Our growth had been largely organic. The inorganic growth was based more on the opportunities that rose at that time which was strategic for us. Our acquisition of the hydraulic business (Swindon unit) of Sauer Danfoss in the UK was aimed at giving us a global scale to help us become the world’s largest hydraulic company. Our acquisition of Oldland CNC is also a strategic one as we perceive aerospace and defence to be the biggest growth areas in our business. We needed Oldland piece of our offerings to scale up fast enough, not just in terms of size, but also by getting the skillsets.
So you are saying you need to have a scale and right skillsets to compete with global players in the aerospace business?
The opportunities from these sectors is expected to be huge as we go forward.
Because, we are competing with companies who are billion dollar companies. We are better positioned by programmes, but we are far smaller than them. So we looked at the acquisition strategically to fill the skill gaps.
The global slowdown seems to have affected your business last year, and the margins were squeezed?
Our operating margin used to be around 20 per cent. We have found our operating margin degrading during the last year largely due to the downturn. But it’s a temporary blip and we will go back up north of 20 per cent operating margin in the next few months. Besides, we don’t want to be unfair to customers by asking for more price. The idea is keep our operating margins in the range of 30 per cent and deliver our products at the best value to our customers.
While going for the acquisition of Oldland in October 2008, you diluted your stake to raise funds. Any plans for diluting the stake further?
When I joined the business, the promoters’ stake was 45 per cent which I increased to 63 per cent subsequently. Last year, I diluted my stake by 11 per cent to raise Rs 75 crore which along with the debt was more than enough for the acquisitions and expansion we undertook at that time. Now the promoters’ stake has fallen to about 55 per cent. The idea is to keep the promoters’ stake over 51 per cent because that gives stability to the company.

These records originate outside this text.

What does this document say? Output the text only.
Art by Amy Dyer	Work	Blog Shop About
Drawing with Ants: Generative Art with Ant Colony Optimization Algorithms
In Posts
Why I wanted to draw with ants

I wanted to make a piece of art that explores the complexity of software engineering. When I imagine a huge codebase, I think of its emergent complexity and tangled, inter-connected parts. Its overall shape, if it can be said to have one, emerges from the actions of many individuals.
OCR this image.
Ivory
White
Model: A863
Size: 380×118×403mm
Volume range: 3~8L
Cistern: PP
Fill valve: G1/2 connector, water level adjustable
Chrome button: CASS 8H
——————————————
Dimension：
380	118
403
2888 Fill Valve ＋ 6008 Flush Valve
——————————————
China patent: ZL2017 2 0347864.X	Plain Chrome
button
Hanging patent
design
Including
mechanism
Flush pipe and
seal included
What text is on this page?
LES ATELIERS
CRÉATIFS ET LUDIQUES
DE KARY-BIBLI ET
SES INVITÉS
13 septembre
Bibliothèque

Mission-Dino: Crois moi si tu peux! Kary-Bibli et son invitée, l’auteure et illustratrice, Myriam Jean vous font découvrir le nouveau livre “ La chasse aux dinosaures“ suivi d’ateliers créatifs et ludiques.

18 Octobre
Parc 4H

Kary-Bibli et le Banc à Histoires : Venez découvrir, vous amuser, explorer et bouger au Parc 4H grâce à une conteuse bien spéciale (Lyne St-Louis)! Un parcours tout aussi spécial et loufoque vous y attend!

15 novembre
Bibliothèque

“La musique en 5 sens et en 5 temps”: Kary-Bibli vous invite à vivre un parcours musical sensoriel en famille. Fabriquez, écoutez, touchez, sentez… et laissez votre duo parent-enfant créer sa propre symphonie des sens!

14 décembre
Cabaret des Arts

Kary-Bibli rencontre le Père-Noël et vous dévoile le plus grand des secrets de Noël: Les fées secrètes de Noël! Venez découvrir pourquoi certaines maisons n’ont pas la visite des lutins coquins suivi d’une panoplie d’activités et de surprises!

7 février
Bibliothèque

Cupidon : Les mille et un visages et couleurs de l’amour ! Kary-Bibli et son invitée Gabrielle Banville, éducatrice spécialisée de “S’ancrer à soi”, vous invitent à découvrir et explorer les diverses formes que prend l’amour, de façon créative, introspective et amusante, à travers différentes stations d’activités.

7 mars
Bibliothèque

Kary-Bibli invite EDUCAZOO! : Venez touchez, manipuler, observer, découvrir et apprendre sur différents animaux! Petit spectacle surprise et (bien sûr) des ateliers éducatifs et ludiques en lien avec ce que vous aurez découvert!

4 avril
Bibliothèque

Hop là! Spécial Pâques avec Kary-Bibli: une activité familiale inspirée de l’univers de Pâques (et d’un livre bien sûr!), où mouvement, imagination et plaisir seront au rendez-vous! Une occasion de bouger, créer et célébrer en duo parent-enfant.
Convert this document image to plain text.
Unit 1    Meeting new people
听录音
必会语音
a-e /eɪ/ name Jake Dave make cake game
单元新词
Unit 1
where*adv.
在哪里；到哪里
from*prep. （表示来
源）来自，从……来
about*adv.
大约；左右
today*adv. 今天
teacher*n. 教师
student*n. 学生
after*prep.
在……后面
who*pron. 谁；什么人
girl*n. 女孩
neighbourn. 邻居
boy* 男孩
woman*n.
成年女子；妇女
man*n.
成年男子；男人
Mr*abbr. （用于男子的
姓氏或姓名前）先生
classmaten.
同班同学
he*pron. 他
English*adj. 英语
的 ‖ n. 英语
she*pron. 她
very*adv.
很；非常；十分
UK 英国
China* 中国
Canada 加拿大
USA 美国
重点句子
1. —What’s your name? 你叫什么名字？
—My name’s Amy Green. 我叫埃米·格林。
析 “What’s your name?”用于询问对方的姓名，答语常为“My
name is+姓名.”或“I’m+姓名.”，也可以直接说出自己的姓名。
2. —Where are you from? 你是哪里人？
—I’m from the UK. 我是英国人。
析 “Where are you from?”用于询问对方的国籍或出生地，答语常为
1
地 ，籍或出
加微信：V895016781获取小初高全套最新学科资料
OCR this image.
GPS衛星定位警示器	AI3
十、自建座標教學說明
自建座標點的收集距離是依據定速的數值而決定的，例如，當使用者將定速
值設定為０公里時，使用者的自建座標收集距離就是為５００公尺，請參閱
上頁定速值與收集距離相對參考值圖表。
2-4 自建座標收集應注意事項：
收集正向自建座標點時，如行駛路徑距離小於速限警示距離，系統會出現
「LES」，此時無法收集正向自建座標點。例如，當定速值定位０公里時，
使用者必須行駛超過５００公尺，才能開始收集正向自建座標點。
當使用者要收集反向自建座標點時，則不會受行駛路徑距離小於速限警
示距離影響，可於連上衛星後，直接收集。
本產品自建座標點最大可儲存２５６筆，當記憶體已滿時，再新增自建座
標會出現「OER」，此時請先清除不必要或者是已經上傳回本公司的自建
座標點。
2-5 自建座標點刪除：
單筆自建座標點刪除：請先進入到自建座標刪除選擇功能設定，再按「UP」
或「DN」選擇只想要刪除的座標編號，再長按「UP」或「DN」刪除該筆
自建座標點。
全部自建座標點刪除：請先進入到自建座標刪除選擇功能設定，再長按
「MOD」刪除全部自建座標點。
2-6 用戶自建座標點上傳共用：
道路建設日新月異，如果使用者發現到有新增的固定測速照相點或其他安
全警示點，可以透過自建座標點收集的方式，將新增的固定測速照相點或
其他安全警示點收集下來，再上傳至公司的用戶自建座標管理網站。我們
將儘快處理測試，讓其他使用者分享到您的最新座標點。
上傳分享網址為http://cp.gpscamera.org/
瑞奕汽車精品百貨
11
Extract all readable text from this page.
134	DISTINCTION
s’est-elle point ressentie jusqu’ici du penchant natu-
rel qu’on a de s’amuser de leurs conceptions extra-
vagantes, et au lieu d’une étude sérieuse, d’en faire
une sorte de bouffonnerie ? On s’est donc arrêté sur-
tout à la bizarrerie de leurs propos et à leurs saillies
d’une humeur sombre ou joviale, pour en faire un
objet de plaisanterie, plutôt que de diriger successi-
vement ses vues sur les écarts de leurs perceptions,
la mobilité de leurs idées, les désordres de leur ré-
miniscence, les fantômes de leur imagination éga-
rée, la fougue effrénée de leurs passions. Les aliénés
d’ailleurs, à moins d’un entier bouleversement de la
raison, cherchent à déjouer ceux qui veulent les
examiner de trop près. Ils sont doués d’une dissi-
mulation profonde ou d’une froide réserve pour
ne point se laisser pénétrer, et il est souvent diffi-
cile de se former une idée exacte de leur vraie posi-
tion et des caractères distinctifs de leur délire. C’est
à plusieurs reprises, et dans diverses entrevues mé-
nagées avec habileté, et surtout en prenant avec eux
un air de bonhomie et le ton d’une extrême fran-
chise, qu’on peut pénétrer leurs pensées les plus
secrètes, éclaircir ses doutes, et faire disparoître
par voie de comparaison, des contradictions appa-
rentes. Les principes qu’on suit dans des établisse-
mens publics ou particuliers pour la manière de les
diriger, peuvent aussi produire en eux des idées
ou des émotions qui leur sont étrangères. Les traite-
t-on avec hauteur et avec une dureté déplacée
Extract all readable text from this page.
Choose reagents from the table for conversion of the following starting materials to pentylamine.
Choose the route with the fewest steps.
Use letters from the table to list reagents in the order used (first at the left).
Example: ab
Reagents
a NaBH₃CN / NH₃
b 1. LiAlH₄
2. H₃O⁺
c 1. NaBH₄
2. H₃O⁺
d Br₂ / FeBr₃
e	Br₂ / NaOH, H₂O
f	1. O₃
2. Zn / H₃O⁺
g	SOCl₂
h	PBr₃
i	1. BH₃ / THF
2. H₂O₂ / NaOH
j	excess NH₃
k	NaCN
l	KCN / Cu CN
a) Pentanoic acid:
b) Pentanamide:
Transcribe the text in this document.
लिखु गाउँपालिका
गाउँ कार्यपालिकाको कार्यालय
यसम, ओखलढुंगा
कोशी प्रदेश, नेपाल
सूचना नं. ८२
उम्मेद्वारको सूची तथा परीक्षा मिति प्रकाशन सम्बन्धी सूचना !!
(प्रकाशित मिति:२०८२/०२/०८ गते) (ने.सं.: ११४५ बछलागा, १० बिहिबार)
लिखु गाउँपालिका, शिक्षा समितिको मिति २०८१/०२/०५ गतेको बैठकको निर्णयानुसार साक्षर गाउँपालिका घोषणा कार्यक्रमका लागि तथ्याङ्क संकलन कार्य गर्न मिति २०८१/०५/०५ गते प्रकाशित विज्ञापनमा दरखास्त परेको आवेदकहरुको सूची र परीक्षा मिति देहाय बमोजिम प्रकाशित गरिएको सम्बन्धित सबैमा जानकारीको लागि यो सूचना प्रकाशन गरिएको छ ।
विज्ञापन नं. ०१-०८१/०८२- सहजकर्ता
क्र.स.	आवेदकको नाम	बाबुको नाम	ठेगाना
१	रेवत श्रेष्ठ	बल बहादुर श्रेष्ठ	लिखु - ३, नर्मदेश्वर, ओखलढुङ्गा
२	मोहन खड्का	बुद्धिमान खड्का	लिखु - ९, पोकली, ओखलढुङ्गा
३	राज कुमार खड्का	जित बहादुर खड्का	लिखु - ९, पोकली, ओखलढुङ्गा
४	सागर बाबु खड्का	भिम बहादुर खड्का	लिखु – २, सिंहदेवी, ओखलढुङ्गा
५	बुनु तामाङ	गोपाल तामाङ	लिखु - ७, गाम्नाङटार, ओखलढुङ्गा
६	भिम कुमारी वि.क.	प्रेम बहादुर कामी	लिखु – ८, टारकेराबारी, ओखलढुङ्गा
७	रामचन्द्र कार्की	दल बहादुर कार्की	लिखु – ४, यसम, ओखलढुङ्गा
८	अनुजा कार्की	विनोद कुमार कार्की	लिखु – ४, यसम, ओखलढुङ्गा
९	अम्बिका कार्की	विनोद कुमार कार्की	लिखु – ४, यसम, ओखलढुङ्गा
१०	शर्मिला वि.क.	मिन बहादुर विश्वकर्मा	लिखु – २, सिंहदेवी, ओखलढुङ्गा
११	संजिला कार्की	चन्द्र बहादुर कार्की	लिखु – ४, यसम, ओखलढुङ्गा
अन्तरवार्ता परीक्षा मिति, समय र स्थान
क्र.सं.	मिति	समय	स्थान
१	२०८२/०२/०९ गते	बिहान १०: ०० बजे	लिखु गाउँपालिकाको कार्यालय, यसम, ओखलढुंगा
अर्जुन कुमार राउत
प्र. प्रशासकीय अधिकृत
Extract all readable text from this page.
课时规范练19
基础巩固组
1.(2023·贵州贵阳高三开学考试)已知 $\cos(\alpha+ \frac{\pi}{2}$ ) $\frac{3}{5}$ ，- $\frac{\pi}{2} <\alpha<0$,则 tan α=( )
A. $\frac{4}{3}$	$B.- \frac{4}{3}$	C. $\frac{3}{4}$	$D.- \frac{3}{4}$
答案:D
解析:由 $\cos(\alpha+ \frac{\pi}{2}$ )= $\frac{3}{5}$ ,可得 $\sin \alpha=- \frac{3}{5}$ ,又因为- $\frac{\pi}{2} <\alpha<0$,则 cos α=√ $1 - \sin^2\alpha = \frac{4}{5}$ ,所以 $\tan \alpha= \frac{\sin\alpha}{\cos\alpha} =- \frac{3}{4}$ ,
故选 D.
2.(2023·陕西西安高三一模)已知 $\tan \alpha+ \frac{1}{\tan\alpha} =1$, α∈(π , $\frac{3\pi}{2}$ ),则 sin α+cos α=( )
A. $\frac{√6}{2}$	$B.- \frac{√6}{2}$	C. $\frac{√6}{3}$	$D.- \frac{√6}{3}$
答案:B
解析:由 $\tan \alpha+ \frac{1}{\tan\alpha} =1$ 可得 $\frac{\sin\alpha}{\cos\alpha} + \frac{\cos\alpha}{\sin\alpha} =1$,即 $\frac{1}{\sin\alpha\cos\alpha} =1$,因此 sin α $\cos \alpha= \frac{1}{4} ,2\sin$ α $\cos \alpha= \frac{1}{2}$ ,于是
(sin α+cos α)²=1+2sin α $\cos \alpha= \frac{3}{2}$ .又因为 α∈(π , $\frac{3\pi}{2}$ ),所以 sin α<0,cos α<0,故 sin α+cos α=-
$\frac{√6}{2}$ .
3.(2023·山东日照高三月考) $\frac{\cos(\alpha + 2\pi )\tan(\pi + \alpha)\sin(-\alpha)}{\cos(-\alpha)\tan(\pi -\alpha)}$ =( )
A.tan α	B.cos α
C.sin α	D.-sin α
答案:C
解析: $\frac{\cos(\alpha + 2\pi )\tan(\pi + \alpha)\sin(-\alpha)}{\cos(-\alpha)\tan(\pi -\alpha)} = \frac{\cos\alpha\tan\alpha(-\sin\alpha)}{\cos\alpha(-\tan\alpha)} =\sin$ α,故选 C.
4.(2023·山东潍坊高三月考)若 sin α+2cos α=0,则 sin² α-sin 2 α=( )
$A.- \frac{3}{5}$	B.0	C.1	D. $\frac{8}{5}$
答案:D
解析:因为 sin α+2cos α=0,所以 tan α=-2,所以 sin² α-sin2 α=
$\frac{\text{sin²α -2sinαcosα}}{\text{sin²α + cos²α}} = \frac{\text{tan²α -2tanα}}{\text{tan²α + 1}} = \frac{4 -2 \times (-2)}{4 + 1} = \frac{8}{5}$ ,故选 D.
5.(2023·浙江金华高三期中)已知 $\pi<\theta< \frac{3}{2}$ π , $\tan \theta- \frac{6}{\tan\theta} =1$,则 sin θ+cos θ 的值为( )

Any plans to raise more funds for future expansion?
We are not looking at any further fund raising as we continue to have Rs 30-40 crore of unused funds lying with us, what we raised last year through a mix of debt and equity. We made huge expansion last year including the acquisition of Oldland, setting up a new plant in India and acquisition of the wind plant in Chennai. Since we did all that in one shot, we had to raise funds.
How do you expect to close the current fiscal?
This year we are targeting revenues of Rs 550 crore. There is not much growth this year but from next year the growth will be good. Because this is the first year of consolidation post-recession.